Tedjo mengatakan, Jokowi sudah tegas mengatakan agar KPK dan Kepolisian sama-sama menjernihkan suasana. Jokowi juga meminta proses hukum dilakukan secara benar dan obyektif sesuai dengan undang-undang yang berlaku.

"Tidak menginginkan adanya gesekan antara dua institusi, jelas, tegas, sebagai kepala negara, dan itu sudah ditaati kedua institusi, jangan diarah-arahkan yang enggak benar," kata Tedjo.

Pernyataan itu disampaikan Jokowi seusai pertemuannya dengan Ketua KPK Abraham Samad dan Wakil Kepala Kepolisian RI Komisaris Jenderal (Pol) Badrodin Haiti di Istana Bogor, Jumat (23/1/2015) kemarin. Pertemuan tersebut digelar setelah Badan Reserse Kriminal Mabes Polri menetapkan Wakil Ketua KPK Bambang Widjojanto sebagai tersangka dan menangkap Bambang di tengah jalan, Jumat pagi.

Menurut Tedjo, dalam pertemuan itu, Jokowi meminta KPK dan Kepolisian berkomunikasi dengan baik. "Karena apa, terputusnya komunikasi menurut saya, dulu harusnya ada MoU atau kerja sama untuk koordinasi, tapi sekarang terputus. Nah ini yang akan kita giatkan lagi komunikasi antara KPK, Polri, Kejaksaan Agung," ucap Tedjo.

Sebelumnya, Direktur Eksekutif Migrant Care Anis Hidayah menilai bahwa pernyataan Presiden Joko Widodo mengenai penangkapan Wakil Ketua Komisi Pemberantasan Korupsi Bambang Widjojanto tidak tegas. Menurut dia, Jokowi sama sekali tidak memberikan solusi atas kejadian yang menimpa pimpinan KPK itu.

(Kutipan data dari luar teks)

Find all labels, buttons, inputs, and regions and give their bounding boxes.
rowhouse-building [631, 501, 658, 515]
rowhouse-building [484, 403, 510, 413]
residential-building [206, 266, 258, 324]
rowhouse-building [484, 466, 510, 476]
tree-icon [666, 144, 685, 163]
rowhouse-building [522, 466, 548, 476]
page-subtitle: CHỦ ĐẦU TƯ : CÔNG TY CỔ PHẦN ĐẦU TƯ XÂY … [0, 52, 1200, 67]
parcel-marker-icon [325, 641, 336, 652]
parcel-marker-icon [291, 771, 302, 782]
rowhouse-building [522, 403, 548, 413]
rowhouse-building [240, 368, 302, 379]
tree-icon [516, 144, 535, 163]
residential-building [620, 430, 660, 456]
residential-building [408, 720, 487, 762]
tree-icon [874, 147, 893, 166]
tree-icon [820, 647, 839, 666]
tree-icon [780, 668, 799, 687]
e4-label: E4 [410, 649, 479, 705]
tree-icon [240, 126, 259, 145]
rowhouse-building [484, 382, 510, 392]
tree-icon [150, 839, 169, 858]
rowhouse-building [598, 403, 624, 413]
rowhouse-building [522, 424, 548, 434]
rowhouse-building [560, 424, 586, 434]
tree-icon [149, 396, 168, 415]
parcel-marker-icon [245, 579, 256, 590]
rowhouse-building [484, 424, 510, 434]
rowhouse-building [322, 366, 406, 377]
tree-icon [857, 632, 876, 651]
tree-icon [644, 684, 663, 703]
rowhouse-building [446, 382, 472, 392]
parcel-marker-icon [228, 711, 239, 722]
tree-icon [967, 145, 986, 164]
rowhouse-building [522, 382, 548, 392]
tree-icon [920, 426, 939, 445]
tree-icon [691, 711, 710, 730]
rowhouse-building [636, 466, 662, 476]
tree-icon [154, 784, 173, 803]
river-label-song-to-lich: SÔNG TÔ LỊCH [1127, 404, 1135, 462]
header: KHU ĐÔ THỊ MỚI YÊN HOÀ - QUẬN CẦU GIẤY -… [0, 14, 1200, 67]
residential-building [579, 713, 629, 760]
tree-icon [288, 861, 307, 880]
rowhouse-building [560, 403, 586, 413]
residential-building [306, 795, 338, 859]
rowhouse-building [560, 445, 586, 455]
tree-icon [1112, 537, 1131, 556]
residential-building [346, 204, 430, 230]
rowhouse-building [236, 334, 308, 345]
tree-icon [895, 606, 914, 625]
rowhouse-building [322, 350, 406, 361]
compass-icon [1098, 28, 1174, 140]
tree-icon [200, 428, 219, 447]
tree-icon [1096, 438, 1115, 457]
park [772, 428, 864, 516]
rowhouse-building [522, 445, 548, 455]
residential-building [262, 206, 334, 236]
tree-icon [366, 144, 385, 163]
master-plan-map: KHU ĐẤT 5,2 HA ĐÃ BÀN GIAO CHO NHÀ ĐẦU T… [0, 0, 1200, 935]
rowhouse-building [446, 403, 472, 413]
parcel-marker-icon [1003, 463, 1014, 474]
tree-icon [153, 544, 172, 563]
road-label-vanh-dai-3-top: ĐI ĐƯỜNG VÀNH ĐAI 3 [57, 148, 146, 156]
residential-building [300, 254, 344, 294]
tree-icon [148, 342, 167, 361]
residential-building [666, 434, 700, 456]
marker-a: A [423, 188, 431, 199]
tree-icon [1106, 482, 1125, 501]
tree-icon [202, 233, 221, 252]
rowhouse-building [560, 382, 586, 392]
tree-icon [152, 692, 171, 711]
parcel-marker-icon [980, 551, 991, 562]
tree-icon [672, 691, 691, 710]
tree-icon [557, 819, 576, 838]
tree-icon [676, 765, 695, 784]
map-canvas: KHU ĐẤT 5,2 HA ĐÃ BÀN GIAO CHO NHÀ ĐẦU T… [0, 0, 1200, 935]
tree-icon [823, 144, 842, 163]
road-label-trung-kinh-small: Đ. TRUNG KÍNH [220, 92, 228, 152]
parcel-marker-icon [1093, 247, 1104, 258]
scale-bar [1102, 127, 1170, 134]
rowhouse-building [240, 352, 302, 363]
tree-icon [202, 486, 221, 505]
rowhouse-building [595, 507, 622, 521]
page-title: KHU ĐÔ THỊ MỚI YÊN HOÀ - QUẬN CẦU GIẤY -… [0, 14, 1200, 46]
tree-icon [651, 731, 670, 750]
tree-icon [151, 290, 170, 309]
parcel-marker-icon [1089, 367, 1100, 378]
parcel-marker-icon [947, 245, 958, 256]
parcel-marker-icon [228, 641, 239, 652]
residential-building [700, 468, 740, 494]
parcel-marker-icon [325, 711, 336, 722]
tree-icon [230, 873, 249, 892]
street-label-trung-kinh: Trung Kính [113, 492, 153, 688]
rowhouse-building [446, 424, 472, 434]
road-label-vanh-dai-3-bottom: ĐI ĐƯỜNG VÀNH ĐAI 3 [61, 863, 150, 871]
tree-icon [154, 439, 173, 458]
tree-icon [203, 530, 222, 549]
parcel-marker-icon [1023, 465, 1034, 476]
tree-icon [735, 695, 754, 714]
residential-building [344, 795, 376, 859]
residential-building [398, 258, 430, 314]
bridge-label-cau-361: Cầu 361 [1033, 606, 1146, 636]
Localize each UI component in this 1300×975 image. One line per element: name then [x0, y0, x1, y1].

"Pernyataan Jokowi tidak lebih tegas dari seorang ketua rukun tetangga (RT). Kita butuh seorang presiden, bukan petugas partai," ujar Anis di Gedung KPK, Jakarta, Jumat.

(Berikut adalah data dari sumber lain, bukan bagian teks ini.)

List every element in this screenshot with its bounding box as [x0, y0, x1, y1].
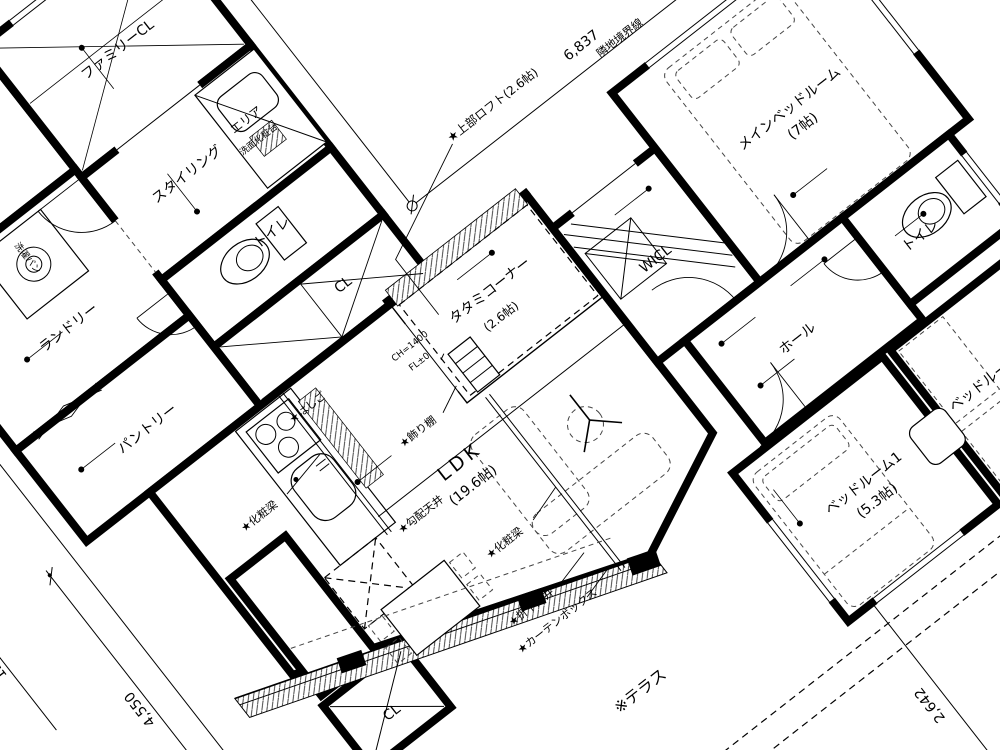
dim-right: 2,642 [911, 684, 948, 725]
dim-left-partial: 15 [0, 659, 11, 683]
floor-plan-drawing: ファミリーCL スタイリング エリア 洗面化粧台 トイレ CL 洗濯パン ランド… [0, 0, 1000, 750]
dim-top: 6,837 [561, 27, 602, 64]
label-loft: ★上部ロフト(2.6帖) [444, 64, 541, 144]
label-boundary: 隣地境界線 [593, 15, 645, 60]
label-terrace: ※テラス [610, 665, 670, 718]
dim-left: 4,550 [122, 688, 159, 729]
floor-plan: ファミリーCL スタイリング エリア 洗面化粧台 トイレ CL 洗濯パン ランド… [0, 0, 1000, 750]
rotated-plan: ファミリーCL スタイリング エリア 洗面化粧台 トイレ CL 洗濯パン ランド… [0, 0, 1000, 750]
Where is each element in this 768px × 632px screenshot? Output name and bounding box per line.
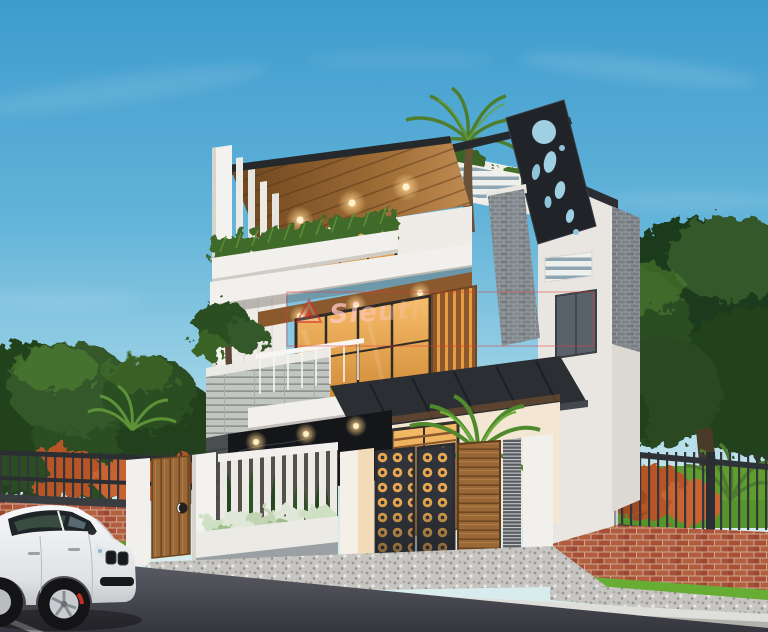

Menurut Anis, pernyataan Jokowi tidak mencerminkan seorang kepala negara yang berpihak pada upaya pemberantasan korupsi. Dalam jumpa pers di Istana Negara, Jokowi meminta Polri dan KPK menjalankan tugasnya sesuai dengan aturan. Proses hukum yang berjalan pun harus diperlakukan secara obyektif.

Anis mengatakan, semestinya Jokowi berani memerintahkan Wakapolri Badrodin Haiti untuk membebaskan Bambang. Ia menilai Jokowi sengaja membiarkan perseteruan antara KPK dan Polri terus terjadi.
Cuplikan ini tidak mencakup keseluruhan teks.